Firstly, in the context of Facebook, to consider his statement that ‘when you have control over what you share, you want to share more’ I would argue the opposite. The more choice we have in controlling what we share, the more we hesitate. A concept that can simply be explained through the old saying ‘out of sight, out of mind.’ The less we know about our own privacy on the net, the less worried we are about it. Thus when changes were made to Facebook’s default privacy settings people began to question who they wanted their information to be shared with as well as what they actually wanted to share. Boyd explains that this ‘opt out dynamic means that users have to consciously choose what it is that they wish to hide,’ (2008: 16) a notion Google’s CEO Eric Schmidt would most likely dismiss, “If you have something you don’t want anyone to know, maybe you shouldn’t be doing it.”  These two perspectives divide the issue of whether it is the responsibility of social networking sites to help you censor what you share, or whether it is the responsibility of the user to think about their actions in the first place. Either way, controlling what you share brings a number of considerations into the picture that users don’t think about when they first join Facebook. This awareness then leads to the question, if we choose to share more, does the world really become more ‘open and connected?’

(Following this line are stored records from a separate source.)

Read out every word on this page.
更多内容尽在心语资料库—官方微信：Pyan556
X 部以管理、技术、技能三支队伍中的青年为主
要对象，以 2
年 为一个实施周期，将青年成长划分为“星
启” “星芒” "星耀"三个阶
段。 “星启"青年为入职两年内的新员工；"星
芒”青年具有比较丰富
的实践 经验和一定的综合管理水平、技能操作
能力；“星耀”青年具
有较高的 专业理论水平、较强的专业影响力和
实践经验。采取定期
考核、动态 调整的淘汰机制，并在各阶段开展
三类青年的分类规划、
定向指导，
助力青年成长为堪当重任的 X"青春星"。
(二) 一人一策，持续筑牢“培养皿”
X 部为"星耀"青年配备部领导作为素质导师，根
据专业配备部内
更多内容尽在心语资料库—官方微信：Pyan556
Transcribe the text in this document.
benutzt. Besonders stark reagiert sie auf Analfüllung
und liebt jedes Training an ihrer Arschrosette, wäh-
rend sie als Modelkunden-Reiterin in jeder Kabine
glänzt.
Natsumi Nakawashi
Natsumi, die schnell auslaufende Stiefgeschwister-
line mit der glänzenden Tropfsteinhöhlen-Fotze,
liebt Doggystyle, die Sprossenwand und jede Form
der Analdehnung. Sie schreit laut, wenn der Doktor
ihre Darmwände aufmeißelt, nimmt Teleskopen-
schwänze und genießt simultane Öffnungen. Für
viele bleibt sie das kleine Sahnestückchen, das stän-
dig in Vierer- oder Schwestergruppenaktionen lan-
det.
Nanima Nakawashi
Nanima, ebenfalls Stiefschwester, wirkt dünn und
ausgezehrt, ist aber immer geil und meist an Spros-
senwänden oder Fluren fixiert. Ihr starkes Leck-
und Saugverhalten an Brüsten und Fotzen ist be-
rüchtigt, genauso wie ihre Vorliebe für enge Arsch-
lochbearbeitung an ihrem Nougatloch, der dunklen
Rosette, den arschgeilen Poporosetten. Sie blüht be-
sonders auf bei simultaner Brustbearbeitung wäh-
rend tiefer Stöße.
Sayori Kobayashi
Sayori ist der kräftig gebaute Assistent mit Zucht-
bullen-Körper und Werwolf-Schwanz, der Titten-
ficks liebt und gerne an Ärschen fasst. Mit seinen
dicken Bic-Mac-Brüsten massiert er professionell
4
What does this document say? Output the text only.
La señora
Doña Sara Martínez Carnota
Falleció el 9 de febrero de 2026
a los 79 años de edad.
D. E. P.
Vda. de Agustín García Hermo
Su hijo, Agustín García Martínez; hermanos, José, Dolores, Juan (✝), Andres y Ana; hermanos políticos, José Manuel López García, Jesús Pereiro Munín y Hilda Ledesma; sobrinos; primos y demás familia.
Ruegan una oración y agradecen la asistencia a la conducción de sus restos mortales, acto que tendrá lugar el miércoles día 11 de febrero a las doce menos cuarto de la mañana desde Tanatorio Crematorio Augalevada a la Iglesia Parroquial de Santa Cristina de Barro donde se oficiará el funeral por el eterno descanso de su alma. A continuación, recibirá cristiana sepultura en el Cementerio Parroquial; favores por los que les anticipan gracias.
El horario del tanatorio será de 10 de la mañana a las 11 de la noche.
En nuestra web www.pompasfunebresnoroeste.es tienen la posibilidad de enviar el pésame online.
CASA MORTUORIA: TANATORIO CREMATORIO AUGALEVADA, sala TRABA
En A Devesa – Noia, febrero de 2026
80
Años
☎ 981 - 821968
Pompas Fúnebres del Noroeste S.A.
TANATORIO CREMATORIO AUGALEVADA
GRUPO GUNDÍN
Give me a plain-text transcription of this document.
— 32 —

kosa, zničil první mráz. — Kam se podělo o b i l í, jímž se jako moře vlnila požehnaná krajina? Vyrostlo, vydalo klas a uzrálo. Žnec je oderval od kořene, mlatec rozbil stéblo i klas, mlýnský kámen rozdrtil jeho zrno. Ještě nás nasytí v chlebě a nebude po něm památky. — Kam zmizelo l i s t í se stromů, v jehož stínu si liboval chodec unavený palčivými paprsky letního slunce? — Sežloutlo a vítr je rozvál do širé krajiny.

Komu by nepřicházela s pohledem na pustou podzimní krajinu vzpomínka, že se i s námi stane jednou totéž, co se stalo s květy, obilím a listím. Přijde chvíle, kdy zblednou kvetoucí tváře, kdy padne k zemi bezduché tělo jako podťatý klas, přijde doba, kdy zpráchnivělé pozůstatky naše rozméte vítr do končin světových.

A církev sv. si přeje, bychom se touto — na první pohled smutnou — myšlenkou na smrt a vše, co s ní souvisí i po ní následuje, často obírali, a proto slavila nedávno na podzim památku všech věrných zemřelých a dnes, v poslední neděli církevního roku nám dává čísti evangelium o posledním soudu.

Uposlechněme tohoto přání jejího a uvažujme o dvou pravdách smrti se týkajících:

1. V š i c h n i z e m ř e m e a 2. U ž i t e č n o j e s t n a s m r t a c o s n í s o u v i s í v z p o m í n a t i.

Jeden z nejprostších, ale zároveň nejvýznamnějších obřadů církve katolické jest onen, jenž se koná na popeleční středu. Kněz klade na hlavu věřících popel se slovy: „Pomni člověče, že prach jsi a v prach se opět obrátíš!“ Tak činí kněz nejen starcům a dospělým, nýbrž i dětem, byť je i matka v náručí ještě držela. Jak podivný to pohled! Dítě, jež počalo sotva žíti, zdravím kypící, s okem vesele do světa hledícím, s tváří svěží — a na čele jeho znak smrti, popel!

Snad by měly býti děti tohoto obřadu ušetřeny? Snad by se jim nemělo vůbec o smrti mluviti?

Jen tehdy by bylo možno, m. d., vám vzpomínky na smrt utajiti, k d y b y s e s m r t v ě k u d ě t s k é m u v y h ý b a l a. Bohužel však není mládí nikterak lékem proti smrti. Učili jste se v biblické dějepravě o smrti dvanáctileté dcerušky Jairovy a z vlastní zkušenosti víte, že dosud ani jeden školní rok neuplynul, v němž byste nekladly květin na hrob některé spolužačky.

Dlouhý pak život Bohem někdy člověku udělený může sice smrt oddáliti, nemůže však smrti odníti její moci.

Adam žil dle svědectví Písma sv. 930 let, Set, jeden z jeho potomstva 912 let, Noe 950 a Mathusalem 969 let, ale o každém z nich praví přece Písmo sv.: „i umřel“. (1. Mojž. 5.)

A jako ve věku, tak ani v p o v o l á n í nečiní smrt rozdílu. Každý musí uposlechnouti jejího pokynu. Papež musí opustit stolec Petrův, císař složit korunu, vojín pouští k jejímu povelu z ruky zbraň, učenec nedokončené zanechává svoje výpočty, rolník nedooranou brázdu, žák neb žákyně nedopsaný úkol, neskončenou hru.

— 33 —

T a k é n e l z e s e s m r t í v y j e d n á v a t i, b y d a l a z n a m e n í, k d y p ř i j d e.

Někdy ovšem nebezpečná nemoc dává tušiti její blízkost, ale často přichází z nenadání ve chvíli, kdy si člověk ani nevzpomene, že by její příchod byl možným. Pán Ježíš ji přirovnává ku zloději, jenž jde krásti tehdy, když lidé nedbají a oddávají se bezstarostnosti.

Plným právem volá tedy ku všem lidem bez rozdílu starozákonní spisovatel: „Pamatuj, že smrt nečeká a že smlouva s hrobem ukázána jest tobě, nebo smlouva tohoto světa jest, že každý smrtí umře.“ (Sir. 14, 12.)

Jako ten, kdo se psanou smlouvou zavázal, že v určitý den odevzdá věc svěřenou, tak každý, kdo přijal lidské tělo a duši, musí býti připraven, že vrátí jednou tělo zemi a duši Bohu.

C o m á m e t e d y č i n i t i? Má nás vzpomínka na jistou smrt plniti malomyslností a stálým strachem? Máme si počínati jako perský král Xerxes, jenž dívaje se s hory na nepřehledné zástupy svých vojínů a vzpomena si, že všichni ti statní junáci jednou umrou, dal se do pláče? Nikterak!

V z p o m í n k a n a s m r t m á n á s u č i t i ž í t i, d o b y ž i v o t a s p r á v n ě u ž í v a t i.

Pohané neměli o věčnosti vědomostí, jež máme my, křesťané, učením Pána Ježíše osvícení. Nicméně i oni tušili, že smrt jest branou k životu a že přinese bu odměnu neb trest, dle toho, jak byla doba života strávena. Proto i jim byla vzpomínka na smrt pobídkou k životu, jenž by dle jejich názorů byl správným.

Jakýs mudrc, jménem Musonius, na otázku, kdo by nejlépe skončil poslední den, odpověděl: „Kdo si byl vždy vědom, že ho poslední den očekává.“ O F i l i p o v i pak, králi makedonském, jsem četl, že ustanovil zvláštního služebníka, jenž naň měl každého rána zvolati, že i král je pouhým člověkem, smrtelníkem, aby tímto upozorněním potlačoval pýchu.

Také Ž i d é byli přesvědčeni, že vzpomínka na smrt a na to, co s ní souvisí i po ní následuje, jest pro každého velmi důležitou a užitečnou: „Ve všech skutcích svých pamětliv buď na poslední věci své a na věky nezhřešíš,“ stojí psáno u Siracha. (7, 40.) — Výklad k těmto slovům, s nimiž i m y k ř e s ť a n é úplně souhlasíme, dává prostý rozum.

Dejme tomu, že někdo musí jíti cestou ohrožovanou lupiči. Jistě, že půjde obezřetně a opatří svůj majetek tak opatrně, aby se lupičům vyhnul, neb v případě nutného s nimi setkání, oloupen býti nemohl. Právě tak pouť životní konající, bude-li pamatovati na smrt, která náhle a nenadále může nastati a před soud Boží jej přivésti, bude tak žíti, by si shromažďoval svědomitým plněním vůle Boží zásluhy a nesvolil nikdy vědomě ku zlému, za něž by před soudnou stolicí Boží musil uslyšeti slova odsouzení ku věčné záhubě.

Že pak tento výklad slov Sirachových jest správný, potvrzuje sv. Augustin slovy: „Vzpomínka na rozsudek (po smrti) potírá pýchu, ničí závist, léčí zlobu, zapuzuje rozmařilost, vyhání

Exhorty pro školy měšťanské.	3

Jeff Jarvis, author of the book ‘What would Google do?’ and a digital commentator at numerous social media conferences, agrees with Zuckerberg, and goes even further to suggest ‘this publicness that we start to live will make us a more tolerant society.’ On the other hand, sharing more on Facebook creates more opportunities for gossip, a problem being faced in high schools around the world (Nais.org)It can jeopardize you getting a job or even being called for an interview (Solove, 2007: 39.) Your statuses could be exploited (Failbooking) Governments and advertising companies get more access to your information and finally, it would seem that this ‘publicness’ or greater amount of sharing leaves no room for change in a person because these fragments of your private life or the ‘trail of information’ you leave behind on the internet will, like Solove points out, ‘forever exist…displayed instantly in a Google search.’ (2007: 18) Thus, although the potential exists for the world to become more open and connected through sharing more, if the ‘tolerance’ Jeff Jarvis speaks of doesn’t override the risks of being more public, Zuckerberg’s vision of a more socially connected and public world will seldom become a reality.


Danah Boyd, ‘Facebook’s Privacy Trainwreak: Exposure, Invasion and Social Convergence’, Convergence: The International Journal into New Media Technologies 14.4 (2008): 13-20.

Solove, D.J. (2007) ‘How the Free Flow of Information Liberates and Constrains Us’, in The Future of Reputation: Gossip, Rumour, and Privacy on the Internet, New Haven: Yale University Press, pp. 17-49.